Certain financial information of the combined company following the Merger (the “combined company”) was determined by methods other than in accordance with U.S. generally accepted accounting principles (“GAAP”), including Pro Forma Adjusted EBITDA, Pro Forma Net Debt and Pro Forma Cash Interest Expense, which are Adjusted EBITDA, Net Debt and Cash Interest Expense, further adjusted as described in “Summary unaudited pro forma condensed combined financial information.” “Pro Forma Adjusted EBITDA” is defined as: pro forma net income (loss) adjusted for (i) interest expense, (ii) interest income, (iii) taxes, (iv) restructuring and related costs, (v) transaction and related costs, (vi) impairments and exit related costs, (vii) goodwill impairment, (viii) inventory step up adjustment, (ix) gain on sale of assets, (x) depreciation, (xi) amortization, and (xii) share-based compensation expense. “Pro Forma Net Debt” is defined as: pro forma current maturities of long-term debt adjusted for (i) long-term debt and (ii) cash. “Pro Forma Cash Interest Expense” is defined as: pro forma interest expense excluding amortization of financing fees and other non-cash interest expense.

 

Our management believes that these non-GAAP measures are useful measures for providing investors with additional information regarding the combined company when used in conjunction with the unaudited pro forma condensed combined financial information and the reconciliations to corresponding GAAP financial measures. These non-GAAP financial measures, and certain ratios related thereto, are presented to show trends that investors may find useful in evaluating the combined company’s business and understanding its ability to service its debt. This information should be considered in addition to, and not as substitute for, information prepared in accordance with GAAP and has important limitations as an analytical tool because it may exclude items that are significant in understanding and analyzing the combined company’s financial results.

 

These non-GAAP financial measures contain a variety of adjustments and assumptions and do not represent the actual financial position or results of the combined company.
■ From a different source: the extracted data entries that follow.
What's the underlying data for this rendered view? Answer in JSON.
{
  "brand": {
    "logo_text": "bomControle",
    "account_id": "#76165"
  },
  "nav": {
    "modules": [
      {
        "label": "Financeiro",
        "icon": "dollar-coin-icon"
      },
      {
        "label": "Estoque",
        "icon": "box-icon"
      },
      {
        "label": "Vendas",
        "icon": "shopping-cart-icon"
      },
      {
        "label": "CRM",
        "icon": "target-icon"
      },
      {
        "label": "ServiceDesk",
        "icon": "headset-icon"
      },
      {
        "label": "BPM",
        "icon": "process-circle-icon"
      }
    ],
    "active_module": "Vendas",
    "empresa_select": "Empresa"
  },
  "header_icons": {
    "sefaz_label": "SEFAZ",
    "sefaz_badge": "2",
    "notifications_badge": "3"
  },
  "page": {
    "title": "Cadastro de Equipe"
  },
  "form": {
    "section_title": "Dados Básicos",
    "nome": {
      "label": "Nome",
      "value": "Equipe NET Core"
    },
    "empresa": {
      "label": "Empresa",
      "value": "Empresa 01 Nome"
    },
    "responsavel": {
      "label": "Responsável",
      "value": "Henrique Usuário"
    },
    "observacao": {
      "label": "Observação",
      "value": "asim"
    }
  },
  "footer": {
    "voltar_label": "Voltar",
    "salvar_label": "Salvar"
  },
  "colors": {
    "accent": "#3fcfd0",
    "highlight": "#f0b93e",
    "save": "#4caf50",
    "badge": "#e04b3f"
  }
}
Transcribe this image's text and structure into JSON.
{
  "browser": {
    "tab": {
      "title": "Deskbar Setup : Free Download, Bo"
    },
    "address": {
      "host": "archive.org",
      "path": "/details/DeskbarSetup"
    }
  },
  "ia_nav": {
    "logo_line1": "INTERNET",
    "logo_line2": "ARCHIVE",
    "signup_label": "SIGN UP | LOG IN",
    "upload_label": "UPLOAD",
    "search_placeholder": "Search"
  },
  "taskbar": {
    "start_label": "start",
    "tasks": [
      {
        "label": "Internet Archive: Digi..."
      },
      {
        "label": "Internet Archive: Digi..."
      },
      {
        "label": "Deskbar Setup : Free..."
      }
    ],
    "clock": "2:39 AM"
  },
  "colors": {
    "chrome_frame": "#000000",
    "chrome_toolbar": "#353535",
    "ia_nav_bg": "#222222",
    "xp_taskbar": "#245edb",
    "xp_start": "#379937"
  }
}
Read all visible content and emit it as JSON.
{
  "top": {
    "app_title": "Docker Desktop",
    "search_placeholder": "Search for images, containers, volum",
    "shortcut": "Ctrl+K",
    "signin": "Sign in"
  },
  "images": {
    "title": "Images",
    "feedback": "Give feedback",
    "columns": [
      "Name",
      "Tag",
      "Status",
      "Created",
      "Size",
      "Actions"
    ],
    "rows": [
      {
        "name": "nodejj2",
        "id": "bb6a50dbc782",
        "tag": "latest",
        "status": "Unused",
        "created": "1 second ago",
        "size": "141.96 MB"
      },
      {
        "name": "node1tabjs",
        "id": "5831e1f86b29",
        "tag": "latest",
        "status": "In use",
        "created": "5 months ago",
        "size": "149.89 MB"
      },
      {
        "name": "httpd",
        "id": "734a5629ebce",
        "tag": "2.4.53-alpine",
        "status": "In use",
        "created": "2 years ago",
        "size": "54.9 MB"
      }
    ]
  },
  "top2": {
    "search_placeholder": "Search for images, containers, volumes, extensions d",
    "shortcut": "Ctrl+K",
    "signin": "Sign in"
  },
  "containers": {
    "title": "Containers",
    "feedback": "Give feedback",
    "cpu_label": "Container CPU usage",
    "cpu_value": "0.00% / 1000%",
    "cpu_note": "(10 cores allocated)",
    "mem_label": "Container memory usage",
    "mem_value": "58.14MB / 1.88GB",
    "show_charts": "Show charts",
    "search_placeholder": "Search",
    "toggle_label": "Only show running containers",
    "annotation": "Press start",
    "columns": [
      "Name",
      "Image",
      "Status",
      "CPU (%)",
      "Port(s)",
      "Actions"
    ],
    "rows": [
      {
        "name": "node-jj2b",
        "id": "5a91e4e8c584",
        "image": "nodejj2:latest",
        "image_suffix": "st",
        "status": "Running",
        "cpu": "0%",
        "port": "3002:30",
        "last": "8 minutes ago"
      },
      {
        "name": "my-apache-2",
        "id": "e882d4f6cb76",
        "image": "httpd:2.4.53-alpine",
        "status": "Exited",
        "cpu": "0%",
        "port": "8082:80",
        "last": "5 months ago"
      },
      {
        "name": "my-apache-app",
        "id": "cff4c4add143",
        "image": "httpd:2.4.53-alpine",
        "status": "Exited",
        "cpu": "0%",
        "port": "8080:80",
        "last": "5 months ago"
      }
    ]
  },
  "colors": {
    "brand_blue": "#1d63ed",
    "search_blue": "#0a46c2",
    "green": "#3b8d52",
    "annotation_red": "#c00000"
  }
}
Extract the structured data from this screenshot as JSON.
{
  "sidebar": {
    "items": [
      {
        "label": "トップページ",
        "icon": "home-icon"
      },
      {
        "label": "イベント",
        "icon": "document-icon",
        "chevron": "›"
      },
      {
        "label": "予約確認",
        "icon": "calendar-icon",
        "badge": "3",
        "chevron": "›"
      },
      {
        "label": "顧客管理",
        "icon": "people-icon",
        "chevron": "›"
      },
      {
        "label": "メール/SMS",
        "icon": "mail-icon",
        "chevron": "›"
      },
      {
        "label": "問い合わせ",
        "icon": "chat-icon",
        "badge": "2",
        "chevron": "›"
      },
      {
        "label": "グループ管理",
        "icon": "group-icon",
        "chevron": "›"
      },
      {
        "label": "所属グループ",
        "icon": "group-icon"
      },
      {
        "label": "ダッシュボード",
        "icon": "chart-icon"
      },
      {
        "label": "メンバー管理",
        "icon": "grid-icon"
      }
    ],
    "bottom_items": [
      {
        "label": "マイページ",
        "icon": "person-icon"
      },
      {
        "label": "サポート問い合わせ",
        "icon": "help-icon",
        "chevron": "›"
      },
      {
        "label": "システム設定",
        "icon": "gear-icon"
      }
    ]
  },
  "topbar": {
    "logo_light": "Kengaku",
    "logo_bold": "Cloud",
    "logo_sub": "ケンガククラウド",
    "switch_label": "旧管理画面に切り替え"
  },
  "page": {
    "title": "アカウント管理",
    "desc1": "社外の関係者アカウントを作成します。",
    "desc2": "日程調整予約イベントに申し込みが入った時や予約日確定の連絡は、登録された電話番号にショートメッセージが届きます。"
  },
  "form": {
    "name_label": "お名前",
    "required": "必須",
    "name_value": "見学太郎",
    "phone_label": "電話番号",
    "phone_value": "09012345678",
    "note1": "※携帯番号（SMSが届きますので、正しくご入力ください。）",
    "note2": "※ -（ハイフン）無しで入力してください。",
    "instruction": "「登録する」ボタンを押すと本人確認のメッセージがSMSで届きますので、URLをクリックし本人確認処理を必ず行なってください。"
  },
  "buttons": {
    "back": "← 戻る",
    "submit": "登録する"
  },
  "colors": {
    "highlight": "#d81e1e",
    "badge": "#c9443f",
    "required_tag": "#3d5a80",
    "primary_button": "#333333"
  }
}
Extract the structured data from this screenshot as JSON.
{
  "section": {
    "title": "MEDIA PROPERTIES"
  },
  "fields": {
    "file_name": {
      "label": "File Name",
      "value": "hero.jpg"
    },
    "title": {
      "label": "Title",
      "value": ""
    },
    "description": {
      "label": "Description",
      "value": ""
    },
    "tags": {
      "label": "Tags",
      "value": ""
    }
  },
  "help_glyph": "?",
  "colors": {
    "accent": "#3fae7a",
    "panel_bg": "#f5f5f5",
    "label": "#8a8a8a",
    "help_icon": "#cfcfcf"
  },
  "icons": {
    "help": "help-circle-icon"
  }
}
We strongly encourage investors to review the unaudited pro forma condensed combined financial information in its entirety and caution investors that, because non-GAAP financial measures are not standardized, it may not be possible to compare such measures to the non-GAAP financial measures presented by other companies, even if they have the same or similar names.

 

For a more detailed discussion and for reconciliations of these non-GAAP financial measures to their most closely comparable financial measures calculated in accordance with GAAP, see “Summary unaudited pro forma condensed combined financial information.”